Activity 11: Generating Predictions and Evaluating the Performance of a Tuned Random Forest Regressor Model

Solution:

1. Generate predictions on the test data using the following:

   predictions = model.predict(X_test_scaled)

2. Plot the correlation of predicted and actual values using the following code:

   import matplotlib.pyplot as plt

   from scipy.stats import pearsonr

    

   plt.scatter(y_test, predictions)

   plt.xlabel('Y Test (True Values)')

   plt.ylabel('Predicted Values')

   plt.title('Predicted vs. Actual Values (r = {0:0.2f})'.format(pearsonr(y_test, predictions)[0], 2))

   plt.show()

   Refer to the resultant output here:

   

   Figure 3.44: A scatterplot of predicted and actual values from our random forest regression model with tuned hyperparameters

3. Plot the distribution of residuals as follows:

   import seaborn as sns

   from scipy.stats import shapiro

    

   sns.distplot((y_test - predictions), bins = 50)

   plt.xlabel('Residuals')

   plt.ylabel('Density')

   plt.title('Histogram of Residuals (Shapiro W p-value = {0:0.3f})'.format(shapiro(y_test - predictions)[1]))

   plt.show()

   Refer to the resultant output here:

   

   Figure 3.45: A histogram of residuals from a random forest regression model with tuned hyperparameters

4. Compute metrics, place them in a DataFrame, and print it using the code here:

   from sklearn import metrics

   import numpy as np

   metrics_df = pd.DataFrame({'Metric': ['MAE',

                                         'MSE',

                                         'RMSE',

                                         'R-Squared'],

                             'Value': [metrics.mean_absolute_error(y_test, predictions),

                                       metrics.mean_squared_error(y_test, predictions),

                                       np.sqrt(metrics.mean_squared_error(y_test, predictions)),

                                       metrics.explained_variance_score(y_test, predictions)]}).round(3)

   print(metrics_df)

   Find the resultant output here:

Figure 3.46: Model evaluation metrics from our random forest regression model with tuned hyperparameters

The random forest regressor model seems to underperform compared to the multiple linear regression, as evidenced by greater MAE, MSE, and RMSE values, as well as less explained variance.
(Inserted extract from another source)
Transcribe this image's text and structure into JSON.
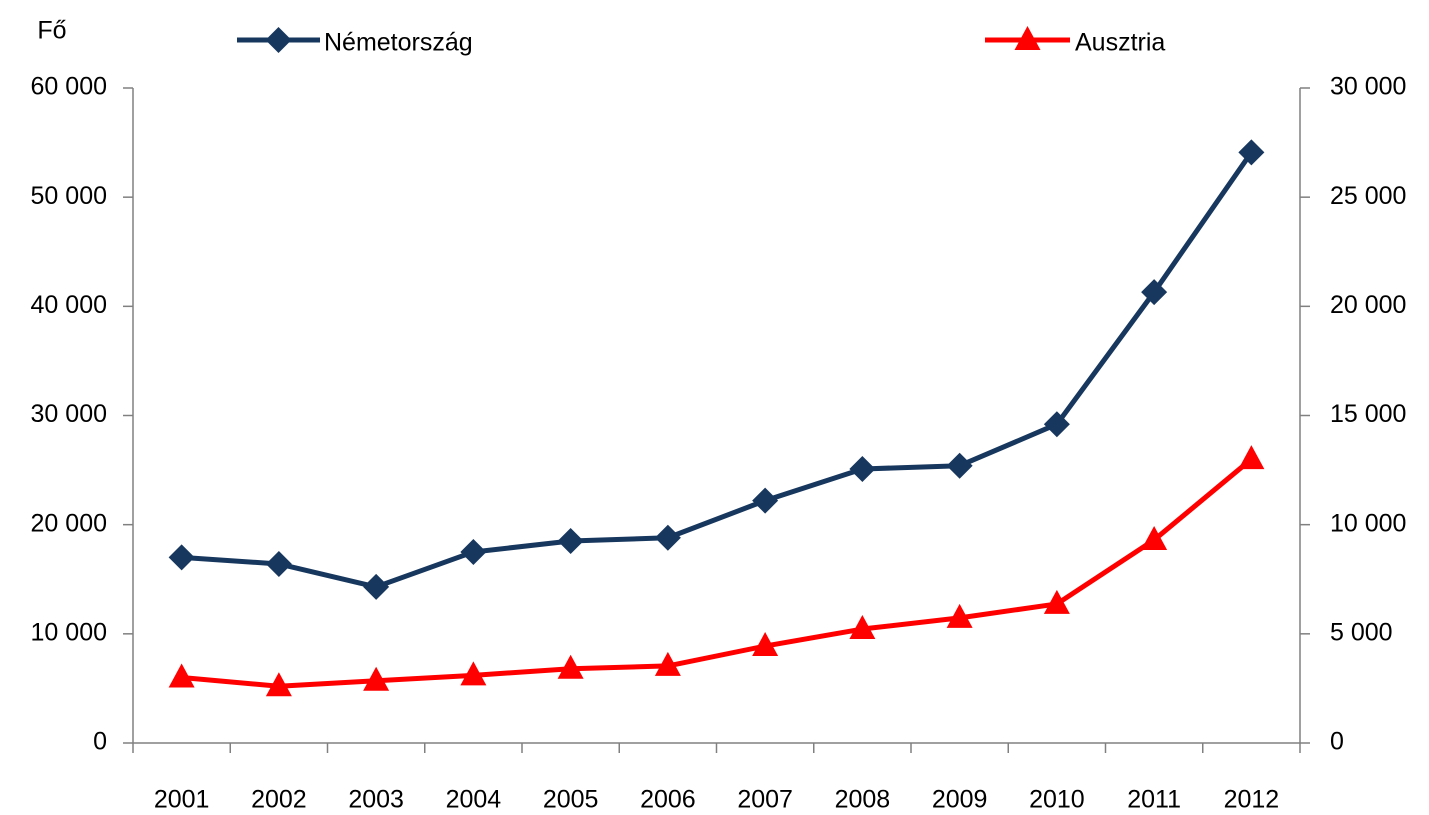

Additionally, there was a weaker correlation between the predicted and actual values, and the residuals were further from being normally distributed. Nevertheless, by leveraging ensemble methods using a random forest regressor, we constructed a model that explains 75.8% of the variance in temperature and predicts temperature in Celsius + 3.781 degrees.